At the final hole, the gallery got the payoff it had been wanting. After two days of stone-faced club-tossing over bad shots, Woods waved to the crowd with a nod of satisfaction after his 14-foot birdie putt.
“I was just trying to get myself back in the tournament. I didn’t know what the cut was going to be,” Woods said. “I was just trying to get to even par, 1-under par.”

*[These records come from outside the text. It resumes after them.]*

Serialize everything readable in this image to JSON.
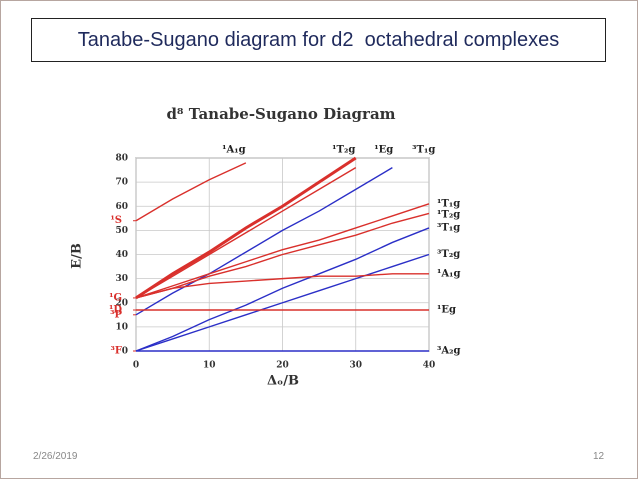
{
  "slide": {
    "title": "Tanabe-Sugano diagram for d2  octahedral complexes",
    "date": "2/26/2019",
    "page": "12"
  },
  "chart_data": {
    "type": "line",
    "title": "d⁸ Tanabe-Sugano Diagram",
    "x_label": "Δₒ/B",
    "y_label": "E/B",
    "x": [
      0,
      5,
      10,
      15,
      20,
      25,
      30,
      35,
      40
    ],
    "xlim": [
      0,
      40
    ],
    "xticks": [
      0,
      10,
      20,
      30,
      40
    ],
    "ylim": [
      0,
      80
    ],
    "yticks": [
      0,
      10,
      20,
      30,
      40,
      50,
      60,
      70,
      80
    ],
    "grid": true,
    "states": [
      {
        "label": "¹S",
        "value": 54
      },
      {
        "label": "¹G",
        "value": 22
      },
      {
        "label": "³P",
        "value": 15
      },
      {
        "label": "¹D",
        "value": 17
      },
      {
        "label": "³F",
        "value": 0
      }
    ],
    "series": [
      {
        "name": "¹A₁g",
        "color": "#d9302c",
        "values": [
          54,
          63,
          71,
          78,
          null,
          null,
          null,
          null,
          null
        ]
      },
      {
        "name": "¹T₂g",
        "color": "#d9302c",
        "line_width": 3,
        "values": [
          22,
          32,
          41,
          51,
          60,
          70,
          80,
          null,
          null
        ]
      },
      {
        "name": "¹Eg",
        "color": "#d9302c",
        "values": [
          22,
          31,
          40,
          49,
          58,
          67,
          76,
          null,
          null
        ]
      },
      {
        "name": "³T₁g",
        "color": "#2b2fc7",
        "values": [
          15,
          24,
          32,
          41,
          50,
          58,
          67,
          76,
          null
        ]
      },
      {
        "name": "¹T₁g",
        "color": "#d9302c",
        "values": [
          22,
          27,
          32,
          37,
          42,
          46,
          51,
          56,
          61
        ]
      },
      {
        "name": "¹T₂g",
        "color": "#d9302c",
        "values": [
          22,
          26,
          31,
          35,
          40,
          44,
          48,
          53,
          57
        ]
      },
      {
        "name": "³T₁g",
        "color": "#2b2fc7",
        "values": [
          0,
          6,
          13,
          19,
          26,
          32,
          38,
          45,
          51
        ]
      },
      {
        "name": "³T₂g",
        "color": "#2b2fc7",
        "values": [
          0,
          5,
          10,
          15,
          20,
          25,
          30,
          35,
          40
        ]
      },
      {
        "name": "¹A₁g",
        "color": "#d9302c",
        "values": [
          22,
          26,
          28,
          29,
          30,
          31,
          31,
          32,
          32
        ]
      },
      {
        "name": "¹Eg",
        "color": "#d9302c",
        "values": [
          17,
          17,
          17,
          17,
          17,
          17,
          17,
          17,
          17
        ]
      },
      {
        "name": "³A₂g",
        "color": "#2b2fc7",
        "values": [
          0,
          0,
          0,
          0,
          0,
          0,
          0,
          0,
          0
        ]
      }
    ]
  }
}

The course was expected to play tougher over the weekend as the temperature settled into the 90s, firming up the fairways and greens. It was already tough enough for top-five players Phil Mickelson (147) and Adam Scott (148), both on the wrong side of the 4-over 144 cut line.
Mickelson, coming off a layoff due to a wrist injury, was doomed by a 7 at the par-5 16th, where he had to call in a rules official after back-to-back shots: one that landed against a tree and a chain-link fence, and another that landed by a golf cart tire. Carts were aplenty on the hole as part of the Secret Service contingent following Secretary of State Condoleezza Rice.
“Guys have won majors after missing the cut,” Mickelson said. “You can find it overnight, but I knew that coming in here I was a little rusty.”
Divots: Woods has seven career victories when trailing by six strokes or more after 36 holes. … Mickelson has missed back-to-back cuts for the first time since 2002. He also withdrew from last month’s Memorial, which means he has failed to play the weekend for three straight tournaments for the first time since 1995. … Shaun Micheel withdrew after the ninth hole. He had surgery on his right foot several years ago and aggravated the injury Friday. … Mike Weir also shot a 66 Friday and is five shots off the lead.